Solange Ange Kiakie a été nommée présidente du Conseil économique, social et environnemental de la Transition, succédant à Séraphin Moundounga. Militante reconnue dans les domaines sociaux et environnementaux, cette figure montante incarne une approche plus inclusive et durable des politiques publiques. Sa nomination s’inscrit dans un tournant stratégique vers le développement responsable et la participation citoyenne, dans un pays en pleine reconfiguration institutionnelle.
Autre mouvement d’envergure : Adrien Nguema Mba devient délégué spécial à la tête de la commune de Libreville, prenant la relève du général Judes Ibrahim Rapontchombo. Ce choix marque un retour du civil dans la gouvernance de la capitale, où les citoyens réclament davantage de proximité, d’assainissement urbain, et de modernisation des services publics.
Sur le plan parlementaire, le CTRI a également procédé à un renouvellement partiel des représentants de la Transition. Therence Gnembou Moutsona remplace Elza Ritchuelle Boukandou au poste de député, tandis que Desie Léance Alexis Brandy Akin Koussou succède à Gérard Ondjiambi Onguia. Ces nouvelles figures traduisent une volonté d’ouvrir davantage l’hémicycle de la Transition à une génération plus jeune et engagée.

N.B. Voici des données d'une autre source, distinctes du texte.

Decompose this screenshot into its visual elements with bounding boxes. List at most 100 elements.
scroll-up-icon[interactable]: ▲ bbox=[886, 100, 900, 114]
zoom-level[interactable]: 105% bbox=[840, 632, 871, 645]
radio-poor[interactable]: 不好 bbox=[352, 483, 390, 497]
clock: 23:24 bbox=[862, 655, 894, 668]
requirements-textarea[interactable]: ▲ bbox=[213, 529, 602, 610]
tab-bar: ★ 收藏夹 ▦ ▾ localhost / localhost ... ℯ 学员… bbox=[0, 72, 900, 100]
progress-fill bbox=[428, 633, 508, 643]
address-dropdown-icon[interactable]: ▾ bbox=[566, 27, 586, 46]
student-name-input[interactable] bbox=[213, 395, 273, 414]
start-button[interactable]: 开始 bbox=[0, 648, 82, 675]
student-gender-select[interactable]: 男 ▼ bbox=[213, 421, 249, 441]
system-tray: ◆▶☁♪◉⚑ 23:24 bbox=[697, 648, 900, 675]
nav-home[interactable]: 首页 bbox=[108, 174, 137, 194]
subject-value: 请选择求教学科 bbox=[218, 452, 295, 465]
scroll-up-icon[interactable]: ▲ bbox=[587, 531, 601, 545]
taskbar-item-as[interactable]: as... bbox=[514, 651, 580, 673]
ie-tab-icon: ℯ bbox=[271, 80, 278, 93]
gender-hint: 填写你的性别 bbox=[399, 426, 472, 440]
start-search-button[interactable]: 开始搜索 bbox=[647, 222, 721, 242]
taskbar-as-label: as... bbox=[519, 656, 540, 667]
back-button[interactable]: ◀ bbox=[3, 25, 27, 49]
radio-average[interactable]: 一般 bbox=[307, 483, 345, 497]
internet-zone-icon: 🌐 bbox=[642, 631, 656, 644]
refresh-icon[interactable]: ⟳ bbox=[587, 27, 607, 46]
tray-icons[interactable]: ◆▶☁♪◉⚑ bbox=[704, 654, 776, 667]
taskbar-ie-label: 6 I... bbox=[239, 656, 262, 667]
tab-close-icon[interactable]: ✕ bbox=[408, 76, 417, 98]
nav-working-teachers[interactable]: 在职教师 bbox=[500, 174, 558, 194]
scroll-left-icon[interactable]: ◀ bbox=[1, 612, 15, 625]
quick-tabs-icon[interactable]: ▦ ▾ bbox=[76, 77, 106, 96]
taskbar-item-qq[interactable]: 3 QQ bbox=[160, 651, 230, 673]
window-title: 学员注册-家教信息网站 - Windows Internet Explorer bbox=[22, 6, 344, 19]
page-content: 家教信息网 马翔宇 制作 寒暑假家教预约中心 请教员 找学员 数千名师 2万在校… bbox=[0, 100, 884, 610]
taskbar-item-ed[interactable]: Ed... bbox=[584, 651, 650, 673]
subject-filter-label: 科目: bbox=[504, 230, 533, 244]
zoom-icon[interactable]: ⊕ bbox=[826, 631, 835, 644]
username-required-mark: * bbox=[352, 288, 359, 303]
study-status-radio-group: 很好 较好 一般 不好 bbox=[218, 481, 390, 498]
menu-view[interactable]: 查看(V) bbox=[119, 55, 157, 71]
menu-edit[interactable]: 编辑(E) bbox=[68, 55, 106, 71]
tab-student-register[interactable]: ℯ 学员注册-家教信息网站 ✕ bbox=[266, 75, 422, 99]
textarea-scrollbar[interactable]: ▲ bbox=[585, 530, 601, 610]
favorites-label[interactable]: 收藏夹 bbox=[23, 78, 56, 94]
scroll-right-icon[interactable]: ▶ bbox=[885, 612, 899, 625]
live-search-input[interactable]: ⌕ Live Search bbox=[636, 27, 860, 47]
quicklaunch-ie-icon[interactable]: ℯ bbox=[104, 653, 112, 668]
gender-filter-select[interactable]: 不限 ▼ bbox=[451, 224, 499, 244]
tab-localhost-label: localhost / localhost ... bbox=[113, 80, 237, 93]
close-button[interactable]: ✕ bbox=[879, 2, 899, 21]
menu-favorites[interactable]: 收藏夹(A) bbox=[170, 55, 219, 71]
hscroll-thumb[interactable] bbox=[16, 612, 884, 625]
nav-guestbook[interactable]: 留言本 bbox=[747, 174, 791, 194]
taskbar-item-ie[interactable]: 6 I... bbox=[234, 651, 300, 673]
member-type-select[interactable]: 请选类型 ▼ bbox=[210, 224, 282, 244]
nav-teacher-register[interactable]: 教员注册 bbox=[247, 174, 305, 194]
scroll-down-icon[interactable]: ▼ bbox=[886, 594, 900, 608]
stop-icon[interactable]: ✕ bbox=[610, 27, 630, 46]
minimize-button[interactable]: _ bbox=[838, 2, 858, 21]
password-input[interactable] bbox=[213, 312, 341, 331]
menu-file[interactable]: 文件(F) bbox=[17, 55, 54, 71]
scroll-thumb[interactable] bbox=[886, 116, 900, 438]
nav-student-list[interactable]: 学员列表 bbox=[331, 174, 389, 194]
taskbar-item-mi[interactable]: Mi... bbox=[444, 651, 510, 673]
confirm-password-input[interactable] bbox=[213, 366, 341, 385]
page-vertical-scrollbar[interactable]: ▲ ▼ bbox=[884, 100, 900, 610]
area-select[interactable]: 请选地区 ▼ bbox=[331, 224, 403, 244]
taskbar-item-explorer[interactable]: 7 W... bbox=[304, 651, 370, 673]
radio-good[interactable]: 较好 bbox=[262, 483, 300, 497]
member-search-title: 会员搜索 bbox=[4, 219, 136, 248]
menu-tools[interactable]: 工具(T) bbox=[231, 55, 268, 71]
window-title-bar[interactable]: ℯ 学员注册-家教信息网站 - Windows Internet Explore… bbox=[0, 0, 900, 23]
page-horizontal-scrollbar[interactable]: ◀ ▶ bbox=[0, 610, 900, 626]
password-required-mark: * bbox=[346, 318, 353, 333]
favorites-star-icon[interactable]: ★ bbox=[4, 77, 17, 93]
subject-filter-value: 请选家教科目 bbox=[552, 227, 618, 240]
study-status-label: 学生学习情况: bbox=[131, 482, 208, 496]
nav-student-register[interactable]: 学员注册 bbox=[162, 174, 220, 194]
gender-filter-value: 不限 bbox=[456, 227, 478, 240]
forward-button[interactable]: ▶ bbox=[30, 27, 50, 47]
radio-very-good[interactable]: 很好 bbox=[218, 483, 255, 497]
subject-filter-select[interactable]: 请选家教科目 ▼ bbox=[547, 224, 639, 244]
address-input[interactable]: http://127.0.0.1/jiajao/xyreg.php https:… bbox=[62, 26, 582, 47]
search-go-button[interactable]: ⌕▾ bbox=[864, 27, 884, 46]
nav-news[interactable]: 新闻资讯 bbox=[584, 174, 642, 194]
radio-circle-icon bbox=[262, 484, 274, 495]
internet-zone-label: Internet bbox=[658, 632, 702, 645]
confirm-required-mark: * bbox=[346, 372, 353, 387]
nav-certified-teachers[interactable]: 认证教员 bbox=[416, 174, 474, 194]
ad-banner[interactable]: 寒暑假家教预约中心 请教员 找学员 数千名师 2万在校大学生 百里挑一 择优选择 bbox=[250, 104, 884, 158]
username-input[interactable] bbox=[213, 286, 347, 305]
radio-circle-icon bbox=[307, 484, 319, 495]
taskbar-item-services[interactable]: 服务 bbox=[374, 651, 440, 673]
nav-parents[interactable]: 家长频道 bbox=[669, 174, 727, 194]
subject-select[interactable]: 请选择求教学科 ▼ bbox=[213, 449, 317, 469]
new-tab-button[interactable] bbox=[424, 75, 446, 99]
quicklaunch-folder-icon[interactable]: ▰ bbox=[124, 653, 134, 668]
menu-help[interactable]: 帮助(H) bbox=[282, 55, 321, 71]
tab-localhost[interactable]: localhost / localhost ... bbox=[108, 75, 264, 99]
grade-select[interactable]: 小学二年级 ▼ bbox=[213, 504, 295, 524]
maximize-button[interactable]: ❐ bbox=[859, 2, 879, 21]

Bien que ces nominations soient à dominante technique, elles s’inscrivent dans un moment hautement symbolique. Elles illustrent l’ambition du CTRI de bâtir une architecture institutionnelle plus représentative, cohérente et tournée vers l’avenir, alors que le pays s’apprête à entrer dans une nouvelle phase politique avec l’investiture du président élu.
Dans un contexte de renouveau, ces ajustements témoignent de la volonté de faire de la Transition un véritable tremplin vers une gouvernance responsable, participative et durable, à la hauteur des aspirations du peuple gabonais.